- Associated Press - Monday, August 26, 2019

CONCORD, N.H. (AP) - You might think it would be easy to move something that was designed to move, but in the case of Concord Coach No. 113 , you would be wrong.

Recently Peter James, Tom Prescott and Merwyn Bagan of the Abbot-Downing Historical Society spent a good chunk of a morning crawling under, walking around and measuring the red-and-yellow coach that has graced the front office of the Concord Monitor for 29 years, trying to figure out how to get the 2,500-pound carriage through the fire doors.

“Sixty-two inches,” said James, after measuring the width between the doors for the second time, or maybe it was the third.

Alas, his tape measure also revealed that the coach is more than 80 inches wide.
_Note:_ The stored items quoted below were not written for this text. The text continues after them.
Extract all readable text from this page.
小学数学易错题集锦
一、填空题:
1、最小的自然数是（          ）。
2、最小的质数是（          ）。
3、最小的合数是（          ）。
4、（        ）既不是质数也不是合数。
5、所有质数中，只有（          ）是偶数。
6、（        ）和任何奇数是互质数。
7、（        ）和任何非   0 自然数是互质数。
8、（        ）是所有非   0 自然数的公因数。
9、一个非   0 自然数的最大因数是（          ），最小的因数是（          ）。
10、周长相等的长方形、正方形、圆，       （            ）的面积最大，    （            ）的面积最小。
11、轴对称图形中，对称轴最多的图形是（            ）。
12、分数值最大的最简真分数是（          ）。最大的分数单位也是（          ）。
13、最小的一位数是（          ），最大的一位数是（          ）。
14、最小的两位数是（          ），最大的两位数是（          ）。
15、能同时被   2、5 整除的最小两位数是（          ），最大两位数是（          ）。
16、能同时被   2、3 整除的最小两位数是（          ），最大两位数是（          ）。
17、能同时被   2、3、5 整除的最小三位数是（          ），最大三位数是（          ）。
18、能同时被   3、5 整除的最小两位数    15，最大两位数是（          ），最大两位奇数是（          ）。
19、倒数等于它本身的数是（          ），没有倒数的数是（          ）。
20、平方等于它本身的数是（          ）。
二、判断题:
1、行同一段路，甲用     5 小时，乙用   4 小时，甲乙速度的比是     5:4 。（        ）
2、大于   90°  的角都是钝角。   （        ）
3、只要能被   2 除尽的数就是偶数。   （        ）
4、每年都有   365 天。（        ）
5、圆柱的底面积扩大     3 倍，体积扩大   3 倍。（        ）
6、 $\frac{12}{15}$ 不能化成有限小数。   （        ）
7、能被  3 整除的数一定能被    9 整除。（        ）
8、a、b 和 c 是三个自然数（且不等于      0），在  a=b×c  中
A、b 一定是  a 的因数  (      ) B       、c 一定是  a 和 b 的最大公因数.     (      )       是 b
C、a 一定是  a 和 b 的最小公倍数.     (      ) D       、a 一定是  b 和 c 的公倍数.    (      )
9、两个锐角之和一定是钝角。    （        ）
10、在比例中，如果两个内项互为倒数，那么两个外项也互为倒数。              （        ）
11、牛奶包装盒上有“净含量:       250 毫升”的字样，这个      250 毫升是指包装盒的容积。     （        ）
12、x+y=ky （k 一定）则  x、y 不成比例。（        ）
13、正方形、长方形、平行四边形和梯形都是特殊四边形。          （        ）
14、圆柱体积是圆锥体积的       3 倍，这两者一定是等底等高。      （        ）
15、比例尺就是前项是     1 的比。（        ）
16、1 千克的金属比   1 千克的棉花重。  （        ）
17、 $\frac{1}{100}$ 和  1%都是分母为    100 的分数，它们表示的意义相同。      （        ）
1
This means its five-foot-tall wheels and both axles had to be removed and the gleaming body supported on a rolling cradle in order to be shifted out to a flatbed truck in the parking lot. Prescott and James spent a lot of time talking about removing king bolts, using ratchet straps, and whether 2-by-8’s were sturdy enough.

The discussion and planning culminated Wednesday when five men, having spent two days removing the undercarriage, slowly shifted the coach body out the paper’s front door.

The reason for all this activity is that the Abbot-Downing Historical Society has inherited - their word for it - the coach from the Monitor, which will eventually be selling the building at 1 Monitor Drive as it transitions to the new printing press nearby in Penacook.

This will be the fifth of the iconic stagecoaches built by J. Stephens Abbot and Lewis Downing owned by the historical group named for the Concord company. It will go into storage at the Hopkinton fairgrounds with others while the organization lines up a final home.

“Concord Coach No. 113 is staying in Concord and joining other Concord Coaches at the Abbot-Downing Historical Society. The Society’s stewardship of surviving Concord Coaches is a tremendous service to the community. Not only will they preserve the coach, they will also share it and their other coaches and historic memorabilia with the community through educational programs,” said Aaron Julien, president of Newspapers of New England Inc. “With the move of our presses to a much larger facility, it’s time to sell the building and we’re very happy that No. 113 is joining the rest of its family at the ADHS.”

Only about 150 of the thousands of Concord coaches built by the Abbot-Downing Co. still exist. Eighteen are known in New Hampshire, including seven in Concord itself.

The company, started by a wheelwright and a coachbuilder, began making stagecoaches in Concord in 1826 and eventually dominated the high-end trade for horse-pulled transportation. Concord coaches, each of which could cost around $2,500, or at least $40,000 in today’s money, were used to carry people, mail and supplies across the continent and throughout the region, doing the job that intercity buses and trucks do today.

The firm failed to make the 20th century transition to the horseless carriage but its memory lives on, not just in the name of the Abbot-Downing School but in the way that a coach is the city emblem.

No. 113 was built in 1866 and carried visitors from Center Harbor to the White Mountains and back. It could hold as many as nine people inside, who were crammed onto three bench seats so close together that two facing groups had to interweave their knees.

“The airlines didn’t invent coach seating,” is how James put it.

A Henniker resident, Ronald Daniels, found the coach in a barn in western Massachusetts and bought it in 1987, then oversaw its restoration - which includes doors painted with copies of Frank Shapleigh’s well-known painting of the Notch House in Crawford Notch. It was bought by the Monitor to celebrate the paper’s move in 1990 into the then-new building on the east side of Sewalls Falls.

It is built mostly of oak, and the coach body rests on a huge leather strap known as a thorough brace, the design of which was one of the secrets to Abbot-Downing’s success.

“It was harder to make, but much stronger,” said James.